My eyes all but bug out of my head. “Wait. Is this the story of the Lady of the Underworld and the Last Reversal?”

“Indeed it is.”

“I’ve never heard it told this way.”

“Never from this perspective, you mean, because you always hear about Persephona and Elisseas, her lover.”

“What was Marsyas’ relationship to her, then?”

“Oh, he fell in love with her. She broke his heart. But before all that, she gave him a dragonskin and a dragonstone, making him a great serpent, an earth dragon. A wyrm. No, more than that: a dragonking. That turned the tide of history, the tide of war. Because by that time, the chains on the Eosphoric army hanging from the firmament had grown loose with the impending Reversal. They fell to earth, attacked the human population. Marsyas was able to call on the dragons, alive and dead, to join in the battle.”

“He won,” I whisper.

“Indeed he did. Saved his world in the process. Redeemed himself. But to save her, during the final battle, he swallowed the great Eosphor.”

“Phaethon.”

“Yes, Phaethon,” the telchin says, a touch of impatience entering his voice. “The avatar of Asterion, or Astar, the first Eosphor. He merged with Marsyas the dragonking and became a different being.”

“Astar.” I’m getting confused with the names and souls. “But…”

“We lose track of him after that. The Reversal changed the Sixth World, as it did all Nine Worlds. The waters of creation flowed down the Pillar, through the broken, open gates, bringing with them other creatures, but also disease and death. The world drowned for a long while. The people of the Sixth World rebuilt on the permanent sea that swallowed the old ruins in the sky. Ruins from the Reversal before that, an eternal cycle turning the worlds over and over. The ruination that forced King Masren to flee with his people, looking for another world to inhabit, Eosphors and dragons slipping through with them, both from that world and others.”

“Inhabit? Another world to conquer and slaughter, you mean,” I say absently. “Don’t beautify his deeds.” But I’m still thinking of Astar and the telchin’s revelation. “Wait. Are you saying that Athdara has in him the original Eosphor? The first of them?”

“So it is said. Astar is the most powerful of them all. And Eosphors have ever been moving through the Nine Worlds, looking for their homeland. They have no compassion or feelings. They have no compunction about killing and eradicating worlds. They only have one goal, one mission, and that is to find that homeland they lost millennia ago.”

Hells.

“He’s here to end this world. He’s only biding his time.” That was what the king had told me about Jai. Is that Phaethon’s goal? Destroy and escape?

“Athdara,” the telchin says, “is a dragonking in the making. A creature able to summon dragons and open portals, through Phaethon. Through Astar.”

“A power the king wants to harness. So why hasn’t it happened yet? Why have you told me this story? What are you hoping I’ll do?”

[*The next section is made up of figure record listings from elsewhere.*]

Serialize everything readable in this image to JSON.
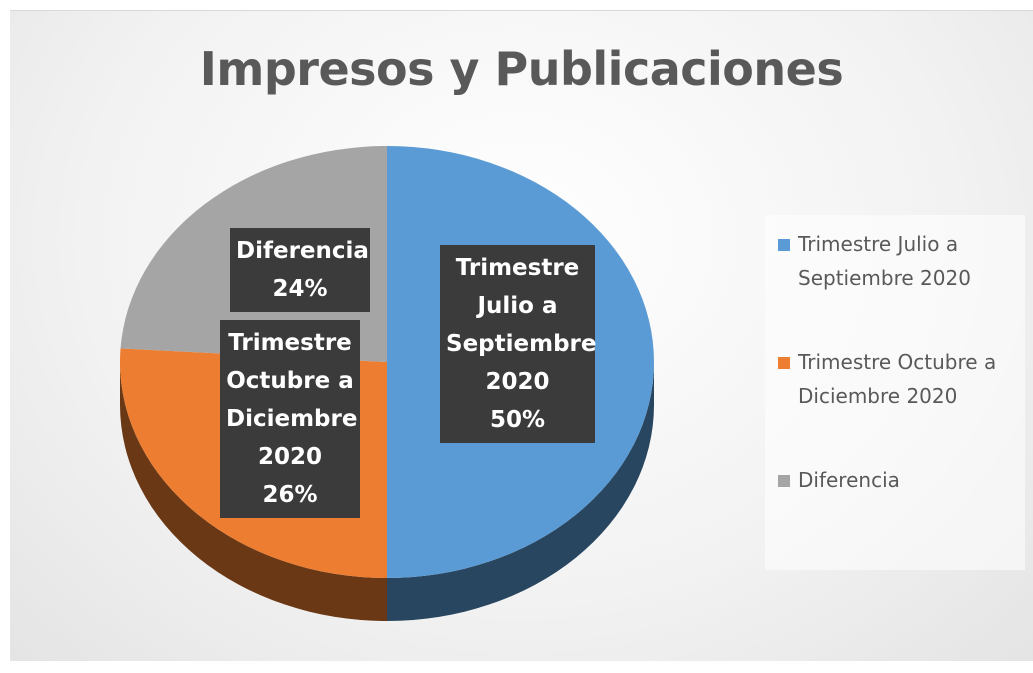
{
  "chart_data": {
    "type": "pie",
    "title": "Impresos y Publicaciones",
    "categories": [
      "Trimestre Julio a Septiembre 2020",
      "Trimestre Octubre a Diciembre 2020",
      "Diferencia"
    ],
    "values": [
      50,
      26,
      24
    ],
    "value_labels": [
      "50%",
      "26%",
      "24%"
    ],
    "colors": [
      "#5b9bd5",
      "#ed7d31",
      "#a5a5a5"
    ],
    "legend": "right"
  }
}
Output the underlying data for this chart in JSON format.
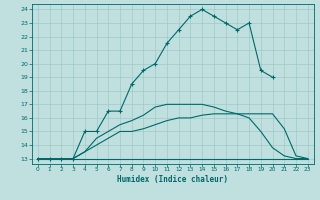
{
  "title": "",
  "xlabel": "Humidex (Indice chaleur)",
  "ylabel": "",
  "bg_color": "#c0e0e0",
  "grid_color": "#a0c8c8",
  "line_color": "#006868",
  "xlim": [
    -0.5,
    23.5
  ],
  "ylim": [
    12.6,
    24.4
  ],
  "xticks": [
    0,
    1,
    2,
    3,
    4,
    5,
    6,
    7,
    8,
    9,
    10,
    11,
    12,
    13,
    14,
    15,
    16,
    17,
    18,
    19,
    20,
    21,
    22,
    23
  ],
  "yticks": [
    13,
    14,
    15,
    16,
    17,
    18,
    19,
    20,
    21,
    22,
    23,
    24
  ],
  "lines": [
    {
      "x": [
        0,
        1,
        2,
        3,
        4,
        5,
        6,
        7,
        8,
        9,
        10,
        11,
        12,
        13,
        14,
        15,
        16,
        17,
        18,
        19,
        20
      ],
      "y": [
        13,
        13,
        13,
        13,
        15,
        15,
        16.5,
        16.5,
        18.5,
        19.5,
        20,
        21.5,
        22.5,
        23.5,
        24,
        23.5,
        23,
        22.5,
        23,
        19.5,
        19
      ],
      "marker": "+"
    },
    {
      "x": [
        0,
        1,
        2,
        3,
        4,
        5,
        6,
        7,
        8,
        9,
        10,
        11,
        12,
        13,
        14,
        15,
        16,
        17,
        18,
        19,
        20,
        21,
        22,
        23
      ],
      "y": [
        13,
        13,
        13,
        13,
        13,
        13,
        13,
        13,
        13,
        13,
        13,
        13,
        13,
        13,
        13,
        13,
        13,
        13,
        13,
        13,
        13,
        13,
        13,
        13
      ],
      "marker": null
    },
    {
      "x": [
        0,
        1,
        2,
        3,
        4,
        5,
        6,
        7,
        8,
        9,
        10,
        11,
        12,
        13,
        14,
        15,
        16,
        17,
        18,
        19,
        20,
        21,
        22,
        23
      ],
      "y": [
        13,
        13,
        13,
        13,
        13.5,
        14.0,
        14.5,
        15.0,
        15.0,
        15.2,
        15.5,
        15.8,
        16.0,
        16.0,
        16.2,
        16.3,
        16.3,
        16.3,
        16.3,
        16.3,
        16.3,
        15.2,
        13.2,
        13
      ],
      "marker": null
    },
    {
      "x": [
        0,
        1,
        2,
        3,
        4,
        5,
        6,
        7,
        8,
        9,
        10,
        11,
        12,
        13,
        14,
        15,
        16,
        17,
        18,
        19,
        20,
        21,
        22,
        23
      ],
      "y": [
        13,
        13,
        13,
        13,
        13.5,
        14.5,
        15.0,
        15.5,
        15.8,
        16.2,
        16.8,
        17.0,
        17.0,
        17.0,
        17.0,
        16.8,
        16.5,
        16.3,
        16.0,
        15.0,
        13.8,
        13.2,
        13,
        13
      ],
      "marker": null
    }
  ]
}
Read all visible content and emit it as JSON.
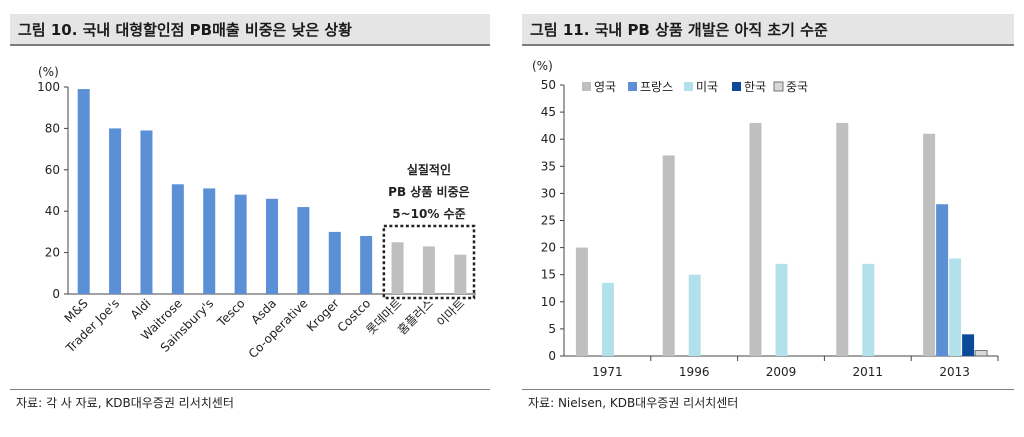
{
  "left": {
    "title": "그림 10. 국내 대형할인점 PB매출 비중은 낮은 상황",
    "source": "자료: 각 사 자료, KDB대우증권 리서치센터",
    "unit": "(%)",
    "annotation": [
      "실질적인",
      "PB 상품 비중은",
      "5~10% 수준"
    ]
  },
  "right": {
    "title": "그림 11. 국내 PB 상품 개발은 아직 초기 수준",
    "source": "자료: Nielsen, KDB대우증권 리서치센터",
    "unit": "(%)"
  },
  "colors": {
    "blue_bar": "#5b8fd6",
    "gray_bar": "#bfbfbf",
    "uk": "#bfbfbf",
    "france": "#5b8fd6",
    "usa": "#b3e1eb",
    "korea": "#0a4a99",
    "china": "#d9d9d9"
  },
  "chart_data": [
    {
      "type": "bar",
      "title": "",
      "ylabel": "(%)",
      "ylim": [
        0,
        100
      ],
      "yticks": [
        0,
        20,
        40,
        60,
        80,
        100
      ],
      "categories": [
        "M&S",
        "Trader Joe's",
        "Aldi",
        "Waitrose",
        "Sainsbury's",
        "Tesco",
        "Asda",
        "Co-operative",
        "Kroger",
        "Costco",
        "롯데마트",
        "홈플러스",
        "이마트"
      ],
      "values": [
        99,
        80,
        79,
        53,
        51,
        48,
        46,
        42,
        30,
        28,
        25,
        23,
        19
      ],
      "highlighted": [
        "롯데마트",
        "홈플러스",
        "이마트"
      ]
    },
    {
      "type": "bar",
      "title": "",
      "ylabel": "(%)",
      "ylim": [
        0,
        50
      ],
      "yticks": [
        0,
        5,
        10,
        15,
        20,
        25,
        30,
        35,
        40,
        45,
        50
      ],
      "categories": [
        "1971",
        "1996",
        "2009",
        "2011",
        "2013"
      ],
      "legend_position": "top-left",
      "series": [
        {
          "name": "영국",
          "values": [
            20,
            37,
            43,
            43,
            41
          ]
        },
        {
          "name": "프랑스",
          "values": [
            null,
            null,
            null,
            null,
            28
          ]
        },
        {
          "name": "미국",
          "values": [
            13.5,
            15,
            17,
            17,
            18
          ]
        },
        {
          "name": "한국",
          "values": [
            null,
            null,
            null,
            null,
            4
          ]
        },
        {
          "name": "중국",
          "values": [
            null,
            null,
            null,
            null,
            1
          ]
        }
      ]
    }
  ]
}
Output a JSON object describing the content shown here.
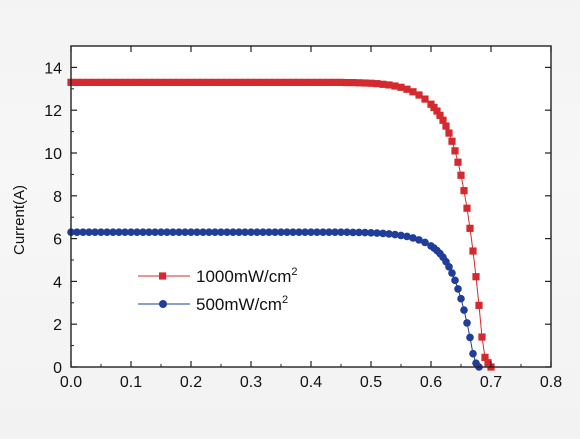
{
  "chart_data": {
    "type": "scatter",
    "title": "",
    "xlabel": "",
    "ylabel": "Current(A)",
    "xlim": [
      0.0,
      0.8
    ],
    "ylim": [
      0,
      15
    ],
    "xticks": [
      "0.0",
      "0.1",
      "0.2",
      "0.3",
      "0.4",
      "0.5",
      "0.6",
      "0.7",
      "0.8"
    ],
    "yticks": [
      "0",
      "2",
      "4",
      "6",
      "8",
      "10",
      "12",
      "14"
    ],
    "grid": false,
    "legend_position": "lower-left",
    "series": [
      {
        "name": "1000mW/cm",
        "name_sup": "2",
        "color": "#d42a2f",
        "marker": "square",
        "x": [
          0.0,
          0.01,
          0.02,
          0.03,
          0.04,
          0.05,
          0.06,
          0.07,
          0.08,
          0.09,
          0.1,
          0.11,
          0.12,
          0.13,
          0.14,
          0.15,
          0.16,
          0.17,
          0.18,
          0.19,
          0.2,
          0.21,
          0.22,
          0.23,
          0.24,
          0.25,
          0.26,
          0.27,
          0.28,
          0.29,
          0.3,
          0.31,
          0.32,
          0.33,
          0.34,
          0.35,
          0.36,
          0.37,
          0.38,
          0.39,
          0.4,
          0.41,
          0.42,
          0.43,
          0.44,
          0.45,
          0.46,
          0.47,
          0.48,
          0.49,
          0.5,
          0.51,
          0.52,
          0.53,
          0.54,
          0.55,
          0.56,
          0.57,
          0.58,
          0.59,
          0.6,
          0.605,
          0.61,
          0.615,
          0.62,
          0.625,
          0.63,
          0.635,
          0.64,
          0.645,
          0.65,
          0.655,
          0.66,
          0.665,
          0.67,
          0.675,
          0.68,
          0.685,
          0.69,
          0.695,
          0.7
        ],
        "y": [
          13.3,
          13.3,
          13.3,
          13.3,
          13.3,
          13.3,
          13.3,
          13.3,
          13.3,
          13.3,
          13.3,
          13.3,
          13.3,
          13.3,
          13.3,
          13.3,
          13.3,
          13.3,
          13.3,
          13.3,
          13.3,
          13.3,
          13.3,
          13.3,
          13.3,
          13.3,
          13.3,
          13.3,
          13.3,
          13.3,
          13.3,
          13.3,
          13.3,
          13.3,
          13.3,
          13.3,
          13.3,
          13.3,
          13.3,
          13.3,
          13.3,
          13.3,
          13.3,
          13.3,
          13.3,
          13.3,
          13.29,
          13.29,
          13.28,
          13.27,
          13.26,
          13.24,
          13.21,
          13.18,
          13.13,
          13.07,
          12.98,
          12.86,
          12.71,
          12.52,
          12.28,
          12.13,
          11.96,
          11.76,
          11.53,
          11.26,
          10.93,
          10.55,
          10.1,
          9.57,
          8.96,
          8.24,
          7.42,
          6.48,
          5.42,
          4.22,
          2.88,
          1.4,
          0.45,
          0.2,
          0.0
        ]
      },
      {
        "name": "500mW/cm",
        "name_sup": "2",
        "color": "#1f3d99",
        "marker": "circle",
        "x": [
          0.0,
          0.01,
          0.02,
          0.03,
          0.04,
          0.05,
          0.06,
          0.07,
          0.08,
          0.09,
          0.1,
          0.11,
          0.12,
          0.13,
          0.14,
          0.15,
          0.16,
          0.17,
          0.18,
          0.19,
          0.2,
          0.21,
          0.22,
          0.23,
          0.24,
          0.25,
          0.26,
          0.27,
          0.28,
          0.29,
          0.3,
          0.31,
          0.32,
          0.33,
          0.34,
          0.35,
          0.36,
          0.37,
          0.38,
          0.39,
          0.4,
          0.41,
          0.42,
          0.43,
          0.44,
          0.45,
          0.46,
          0.47,
          0.48,
          0.49,
          0.5,
          0.51,
          0.52,
          0.53,
          0.54,
          0.55,
          0.56,
          0.57,
          0.58,
          0.59,
          0.6,
          0.605,
          0.61,
          0.615,
          0.62,
          0.625,
          0.63,
          0.635,
          0.64,
          0.645,
          0.65,
          0.655,
          0.66,
          0.665,
          0.67,
          0.675,
          0.68
        ],
        "y": [
          6.3,
          6.3,
          6.3,
          6.3,
          6.3,
          6.3,
          6.3,
          6.3,
          6.3,
          6.3,
          6.3,
          6.3,
          6.3,
          6.3,
          6.3,
          6.3,
          6.3,
          6.3,
          6.3,
          6.3,
          6.3,
          6.3,
          6.3,
          6.3,
          6.3,
          6.3,
          6.3,
          6.3,
          6.3,
          6.3,
          6.3,
          6.3,
          6.3,
          6.3,
          6.3,
          6.3,
          6.3,
          6.3,
          6.3,
          6.3,
          6.3,
          6.3,
          6.3,
          6.3,
          6.3,
          6.3,
          6.3,
          6.29,
          6.29,
          6.28,
          6.27,
          6.26,
          6.24,
          6.22,
          6.19,
          6.15,
          6.1,
          6.03,
          5.94,
          5.82,
          5.66,
          5.56,
          5.44,
          5.3,
          5.13,
          4.92,
          4.68,
          4.39,
          4.05,
          3.65,
          3.19,
          2.66,
          2.06,
          1.38,
          0.62,
          0.18,
          0.0
        ]
      }
    ]
  }
}
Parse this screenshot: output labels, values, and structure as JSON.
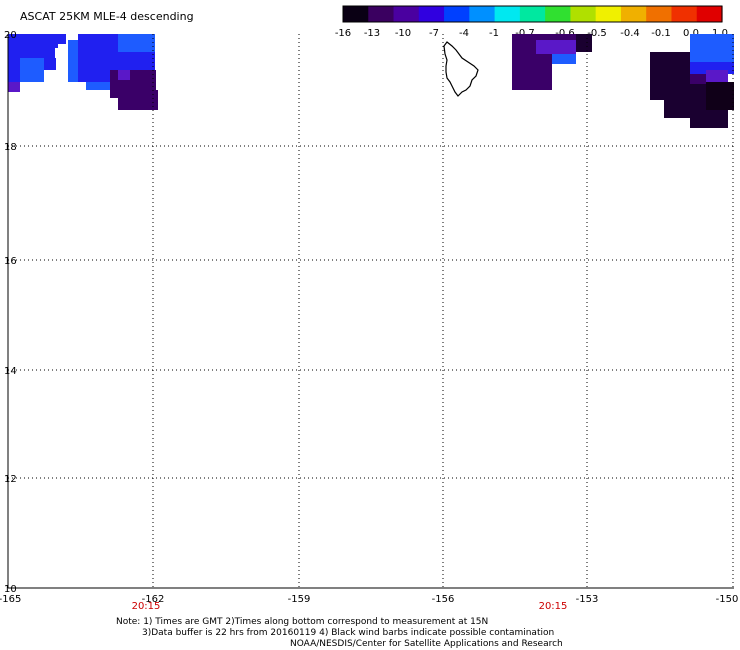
{
  "title": "ASCAT 25KM MLE-4 descending",
  "colorbar": {
    "labels": [
      "-16",
      "-13",
      "-10",
      "-7",
      "-4",
      "-1",
      "-0.7",
      "-0.6",
      "-0.5",
      "-0.4",
      "-0.1",
      "0.0",
      "1.0"
    ],
    "colors": [
      "#0a0014",
      "#3a0060",
      "#4a00a0",
      "#3000e0",
      "#0040ff",
      "#0090ff",
      "#00e8f0",
      "#00e8a0",
      "#30e030",
      "#b0e000",
      "#f0f000",
      "#f0b000",
      "#f07000",
      "#f03000",
      "#e00000"
    ]
  },
  "map": {
    "lon_range": [
      -165,
      -150
    ],
    "lat_range": [
      10,
      20
    ],
    "x_tick_labels": [
      "-165",
      "-162",
      "-159",
      "-156",
      "-153",
      "-150"
    ],
    "y_tick_labels": [
      "10",
      "12",
      "14",
      "16",
      "18",
      "20"
    ],
    "time_labels": [
      {
        "lon": -162,
        "text": "20:15"
      },
      {
        "lon": -153,
        "text": "20:15"
      }
    ]
  },
  "notes": [
    "Note: 1) Times are GMT 2)Times along bottom correspond to measurement at 15N",
    "3)Data buffer is 22 hrs from 20160119 4) Black wind barbs indicate possible contamination",
    "NOAA/NESDIS/Center for Satellite Applications and Research"
  ],
  "colors": {
    "c_dark": "#1a0030",
    "c_purple": "#3a0068",
    "c_violet": "#5a18c8",
    "c_blue": "#2020f0",
    "c_lightblue": "#1e5cff"
  }
}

“I’m not hoping for anything. I’m not here to direct fate. Fate needs no direction from me. I don’t care whether the king wants to get wings or whether Phaethon wants to destroy every world and return to his people, and what he thinks he will find there.”

“Meaning?”

“I am not offering answers. Only more questions.”

I huff in frustration. “I realized that. Just what I needed…”

“What I’m doing is nudging you,” he says, “toward the right questions.”

I frown. “What happened to the speech of ‘I’m not here to direct fate’?”

“I’m not directing,” he says. “Not this time. Just nudging. That’s it. I will sit back and watch.”

Clenching my jaw, my teeth grinding together, I stand up. “Thanks for nothing, then.”

“Remember the story.”

No story matters to me unless it has a happy ending. And who cares about a story? A myth? It’s not real. In real life, happy endings are a rarity and I’m not going to start hoping for that.

Too late for hope now. And yet, as I’m finally given leave to depart for the banquet, I feel it’s not all over.